Assessment and Discussion: After careful consideration and significant debate, it was
concluded that a separate analysis for HIV and TB as individual, binary variables should be run
to determine which independent variables were significantly associated with above average rates
of HIV at the census tract level and above average rates of TB at the census tract level to
compare with the co-morbidity model. For the HIV model, significant variables (p-value<0.05)
were housing size, Asian, Black, foreign borne, and age. Poverty (p-value of 0.07) was
marginally significant. For the TB model, significant variables (p-value<0.05) were poverty,
Asian, and Black. The direction of the coefficient for Asian reversed, with increased percentage
of Asian populations associated with a higher rate of TB. Education (p-value of 0.08) was
marginally significant. The final co-morbidity model included the following independent
variables: housing size, single, education, poverty, unemployment, Asian, Black, Hispanic,
foreign borne, male, and age. Age and male were considered, although they were not significant
in the single models, because literature demonstrated that younger age and male were considered
risk factors for HIV and/or TB among Harris County. For the final model, housing size,
unemployment, Black, and foreign borne were significant (p-value<0.05). Furthermore, the AIC
value was smaller for this model (620.264) when compared to the other models run previously
for the co-morbidity outcome. The significance of unemployment was unexpected because
oftentimes poverty is considered a substitute for this variable, whereas poverty was not
significant in this model. For the significant predictors, the relationship indicated that increased
percentage in smaller households was associated with lower co-morbidity while an increased
percentage of unemployment, Black, and foreign borne were associated with higher co-
morbidity. Asian was another variable that needs additional consideration because it is
considered a protective factor against higher rates of HIV at the census tract level but a risk
factor for higher rates of TB at the census tract level. Results indicate that higher percentage of
Asian populations might be associated with lower co-morbidity.

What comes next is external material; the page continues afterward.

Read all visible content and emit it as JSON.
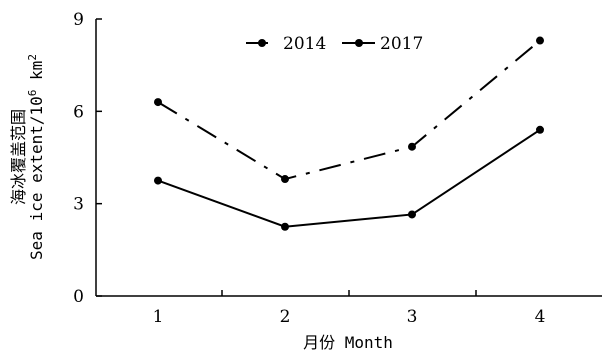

Limitations and Recommendations: In attempting to address the multicollinearity issues
involved in this procedure, factor analysis was applied. However, there might have been other,
preferred methods to reduce the redundancy of variables, including simple review of the
literature. In addition, creating subscales based on the factor loadings might not have been
effective or done correctly based on the nature of factor analysis. It was determined that it was
the best method to apply within the limited timeframe and tools available, but additional
possibilities should be pursued in the future. Furthermore, the data cleaning and geocoding
process should be reviewed for accuracy due to the complicated and extensive labor that was
undertaken to create the final database. Additionally, the initial analysis was run before any
understanding of multilevel analysis was available. The next steps have already begun to pursue
this analysis using the subject level TB data that was initially transmitted via DSHS. In this case,
the subject level and census tract level can be considered instead of aggregating the data.